By MARK STORY
Name: Nigel Phillips
Age: 22
Position: Apprentice baker
Employer: Bakers Delight Pakuranga
Qualifications: Three-year chef course with a hotel, chef and training school. In the second year of a three-year baking qualification through Crop & Food Research.
What do you do?
I make a selection of breads and pastries using scratch-baking methods - that means there's no frozen dough short-cuts.
The job also entails selling freshly baked products, store cleaning and acting as store manager when the boss is out.
Why did you choose this line of work?
It was mounting stress as a head chef for an Auckland restaurant that convinced me it was time for a change. After nearly five years as a chef I wanted to try something else in the food area.
What are the essential qualities for success in this job?
There are no formal qualifications required. I left school two months into my fifth-form year. The job is easy enough to pick up, but you do need inner confidence, good presentation, and must be fastidious about quality and presentation [of the food].
A good sense of humour, plus excellent time management skills are equally important. Because we're making the product while people are watching, cleanliness is essential.
Best part of the job?
The constant challenge of baking even better products every day, and the positive feedback that comes from satisfied customers.
I recently won a national Bakers Delight award that led to a free trip to Australia. I've since been asked to judge one section of the next national Bakers Delight inter-store baking competition.
Most challenging/difficult part of the job?
Balancing the people factor - it can be hard to correct without being overly critical or putting them down.
What's the pay like?
Entry level bakers start on $9 an hour but can move quickly up from there. I'm currently on $14 an hour. Perks include free bread and regular staff organised outings.
Any on-the-job experiences you'd rather forget?

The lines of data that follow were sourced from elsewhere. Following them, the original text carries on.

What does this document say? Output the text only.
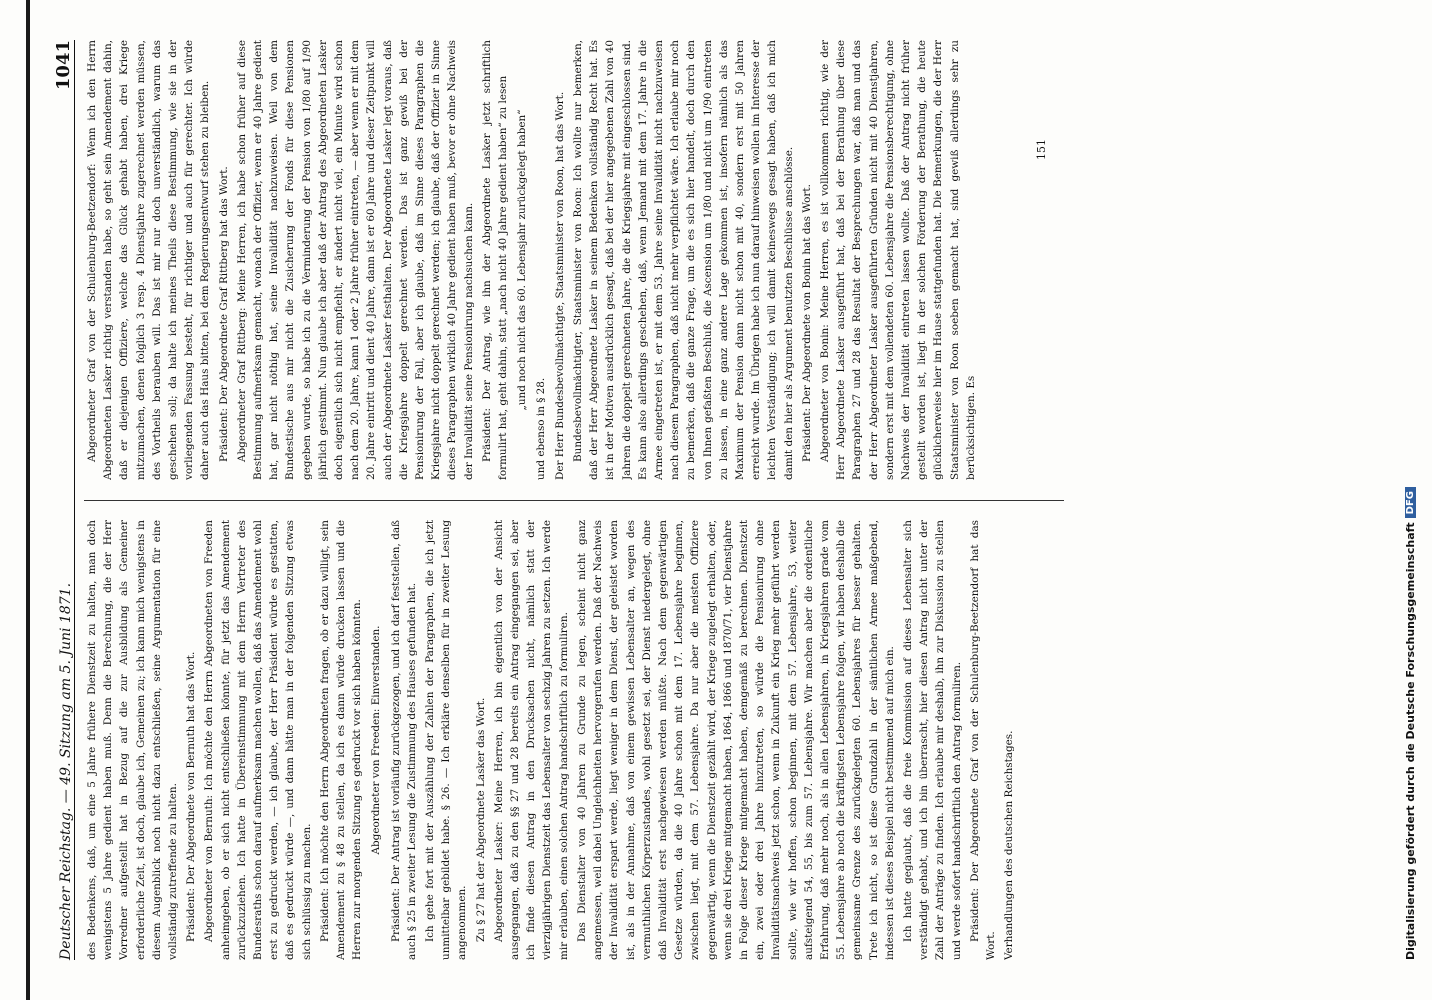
Deutscher Reichstag. — 49. Sitzung am 5. Juni 1871.
1041

des Bedenkens, daß, um eine 5 Jahre frühere Dienstzeit zu halten, man doch wenigstens 5 Jahre gedient haben muß. Denn die Berechnung, die der Herr Vorredner aufgestellt hat in Bezug auf die zur Ausbildung als Gemeiner erforderliche Zeit, ist doch, glaube ich, Gemeinen zu; ich kann mich wenigstens in diesem Augenblick noch nicht dazu entschließen, seine Argumentation für eine vollständig zutreffende zu halten. Präsident: Der Abgeordnete von Bernuth hat das Wort. Abgeordneter von Bernuth: Ich möchte den Herrn Abgeordneten von Freeden anheimgeben, ob er sich nicht entschließen könnte, für jetzt das Amendement zurückzuziehen. Ich hatte in Übereinstimmung mit dem Herrn Vertreter des Bundesraths schon darauf aufmerksam machen wollen, daß das Amendement wohl erst zu gedruckt werden, — ich glaube, der Herr Präsident würde es gestatten, daß es gedruckt würde —, und dann hätte man in der folgenden Sitzung etwas sich schlüssig zu machen. Präsident: Ich möchte den Herrn Abgeordneten fragen, ob er dazu willigt, sein Amendement zu § 48 zu stellen, da ich es dann würde drucken lassen und die Herren zur morgenden Sitzung es gedruckt vor sich haben könnten. Abgeordneter von Freeden: Einverstanden. Präsident: Der Antrag ist vorläufig zurückgezogen, und ich darf feststellen, daß auch § 25 in zweiter Lesung die Zustimmung des Hauses gefunden hat. Ich gehe fort mit der Auszählung der Zahlen der Paragraphen, die ich jetzt unmittelbar gebildet habe. § 26. — Ich erkläre denselben für in zweiter Lesung angenommen. Zu § 27 hat der Abgeordnete Lasker das Wort. Abgeordneter Lasker: Meine Herren, ich bin eigentlich von der Ansicht ausgegangen, daß zu den §§ 27 und 28 bereits ein Antrag eingegangen sei, aber ich finde diesen Antrag in den Drucksachen nicht, nämlich statt der vierzigjährigen Dienstzeit das Lebensalter von sechzig Jahren zu setzen. Ich werde mir erlauben, einen solchen Antrag handschriftlich zu formuliren. Das Dienstalter von 40 Jahren zu Grunde zu legen, scheint nicht ganz angemessen, weil dabei Ungleichheiten hervorgerufen werden. Daß der Nachweis der Invalidität erspart werde, liegt weniger in dem Dienst, der geleistet worden ist, als in der Annahme, daß von einem gewissen Lebensalter an, wegen des vermuthlichen Körperzustandes, wohl gesetzt sei, der Dienst niedergelegt, ohne daß Invalidität erst nachgewiesen werden müßte. Nach dem gegenwärtigen Gesetze würden, da die 40 Jahre schon mit dem 17. Lebensjahre beginnen, zwischen liegt, mit dem 57. Lebensjahre. Da nur aber die meisten Offiziere gegenwärtig, wenn die Dienstzeit gezählt wird, der Kriege zugelegt erhalten, oder, wenn sie drei Kriege mitgemacht haben, 1864, 1866 und 1870/71, vier Dienstjahre in Folge dieser Kriege mitgemacht haben, demgemäß zu berechnen. Dienstzeit ein, zwei oder drei Jahre hinzutreten, so würde die Pensionirung ohne Invaliditätsnachweis jetzt schon, wenn in Zukunft ein Krieg mehr geführt werden sollte, wie wir hoffen, schon beginnen, mit dem 57. Lebensjahre, 53, weiter aufsteigend 54, 55, bis zum 57. Lebensjahre. Wir machen aber die ordentliche Erfahrung, daß mehr noch, als in allen Lebensjahren, in Kriegsjahren grade vom 55. Lebensjahre ab noch die kräftigsten Lebensjahre folgen, wir haben deshalb die gemeinsame Grenze des zurückgelegten 60. Lebensjahres für besser gehalten. Trete ich nicht, so ist diese Grundzahl in der sämtlichen Armee maßgebend, indessen ist dieses Beispiel nicht bestimmend auf mich ein. Ich hatte geglaubt, daß die freie Kommission auf dieses Lebensalter sich verständigt gehabt, und ich bin überrascht, hier diesen Antrag nicht unter der Zahl der Anträge zu finden. Ich erlaube mir deshalb, ihn zur Diskussion zu stellen und werde sofort handschriftlich den Antrag formuliren. Präsident: Der Abgeordnete Graf von der Schulenburg-Beetzendorf hat das Wort. Verhandlungen des deutschen Reichstages.

Abgeordneter Graf von der Schulenburg-Beetzendorf: Wenn ich den Herrn Abgeordneten Lasker richtig verstanden habe, so geht sein Amendement dahin, daß er diejenigen Offiziere, welche das Glück gehabt haben, drei Kriege mitzumachen, denen folglich 3 resp. 4 Dienstjahre zugerechnet werden müssen, des Vortheils berauben will. Das ist mir nur doch unverständlich, warum das geschehen soll; da halte ich meines Theils diese Bestimmung, wie sie in der vorliegenden Fassung besteht, für richtiger und auch für gerechter. Ich würde daher auch das Haus bitten, bei dem Regierungsentwurf stehen zu bleiben. Präsident: Der Abgeordnete Graf Rittberg hat das Wort. Abgeordneter Graf Rittberg: Meine Herren, ich habe schon früher auf diese Bestimmung aufmerksam gemacht, wonach der Offizier, wenn er 40 Jahre gedient hat, gar nicht nöthig hat, seine Invalidität nachzuweisen. Weil von dem Bundestische aus mir nicht die Zusicherung der Fonds für diese Pensionen gegeben wurde, so habe ich zu die Verminderung der Pension von 1/80 auf 1/90 jährlich gestimmt. Nun glaube ich aber daß der Antrag des Abgeordneten Lasker doch eigentlich sich nicht empfiehlt, er ändert nicht viel, ein Minute wird schon nach dem 20. Jahre, kann 1 oder 2 Jahre früher eintreten, — aber wenn er mit dem 20. Jahre eintritt und dient 40 Jahre, dann ist er 60 Jahre und dieser Zeitpunkt will auch der Abgeordnete Lasker festhalten. Der Abgeordnete Lasker legt voraus, daß die Kriegsjahre doppelt gerechnet werden. Das ist ganz gewiß bei der Pensionirung der Fall, aber ich glaube, daß im Sinne dieses Paragraphen die Kriegsjahre nicht doppelt gerechnet werden; ich glaube, daß der Offizier in Sinne dieses Paragraphen wirklich 40 Jahre gedient haben muß, bevor er ohne Nachweis der Invalidität seine Pensionirung nachsuchen kann. Präsident: Der Antrag, wie ihn der Abgeordnete Lasker jetzt schriftlich formulirt hat, geht dahin, statt „nach nicht 40 Jahre gedient haben“ zu lesen „und noch nicht das 60. Lebensjahr zurückgelegt haben“

und ebenso in § 28. Der Herr Bundesbevollmächtigte, Staatsminister von Roon, hat das Wort. Bundesbevollmächtigter, Staatsminister von Roon: Ich wollte nur bemerken, daß der Herr Abgeordnete Lasker in seinem Bedenken vollständig Recht hat. Es ist in der Motiven ausdrücklich gesagt, daß bei der hier angegebenen Zahl von 40 Jahren die doppelt gerechneten Jahre, die die Kriegsjahre mit eingeschlossen sind. Es kann also allerdings geschehen, daß, wenn Jemand mit dem 17. Jahre in die Armee eingetreten ist, er mit dem 53. Jahre seine Invalidität nicht nachzuweisen nach diesem Paragraphen, daß nicht mehr verpflichtet wäre. Ich erlaube mir noch zu bemerken, daß die ganze Frage, um die es sich hier handelt, doch durch den von Ihnen gefaßten Beschluß, die Ascension um 1/80 und nicht um 1/90 eintreten zu lassen, in eine ganz andere Lage gekommen ist, insofern nämlich als das Maximum der Pension dann nicht schon mit 40, sondern erst mit 50 Jahren erreicht wurde. Im Übrigen habe ich nun darauf hinweisen wollen im Interesse der leichten Verständigung; ich will damit keineswegs gesagt haben, daß ich mich damit den hier als Argument benutzten Beschlüsse anschlösse. Präsident: Der Abgeordnete von Bonin hat das Wort. Abgeordneter von Bonin: Meine Herren, es ist vollkommen richtig, wie der Herr Abgeordnete Lasker ausgeführt hat, daß bei der Berathung über diese Paragraphen 27 und 28 das Resultat der Besprechungen war, daß man und das der Herr Abgeordneter Lasker ausgeführten Gründen nicht mit 40 Dienstjahren, sondern erst mit dem vollendeten 60. Lebensjahre die Pensionsberechtigung, ohne Nachweis der Invalidität eintreten lassen wollte. Daß der Antrag nicht früher gestellt worden ist, liegt in der solchen Förderung der Berathung, die heute glücklicherweise hier im Hause stattgefunden hat. Die Bemerkungen, die der Herr Staatsminister von Roon soeben gemacht hat, sind gewiß allerdings sehr zu berücksichtigen. Es

151
Digitalisierung gefördert durch die Deutsche Forschungsgemeinschaft
DFG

In the early days I'd forget to add the yeast when baking bread! As a shift worker, I've witnessed a lot of petty street crime, much of which occurs during in the wee hours of the morning, including a snatch and run I pursued on foot.
What career opportunities does this business offer?
Every staff member has the opportunity to apply for their own franchise, and I plan to have my own store within three years.
Beyond that there are endless opportunities to use baking skills within the food industry.
What's a typical week for you?
I work a 40-hour week and have every Thursday and Friday off. I start work at 4am on weekdays and 2am on the weekend but this is by choice.
After the mixing and baking, I've usually got two to three hours of over-the-counter selling before the first shop girls arrive for the day.
What's the best advice to anyone contemplating baking?
I wouldn't recommend anyone drop out of high school. But if, like me, you're not academically inclined, then this job can provide good career opportunities.
Any work experience where you're dealing with food and people will be helpful in developing a strong customer service attitude.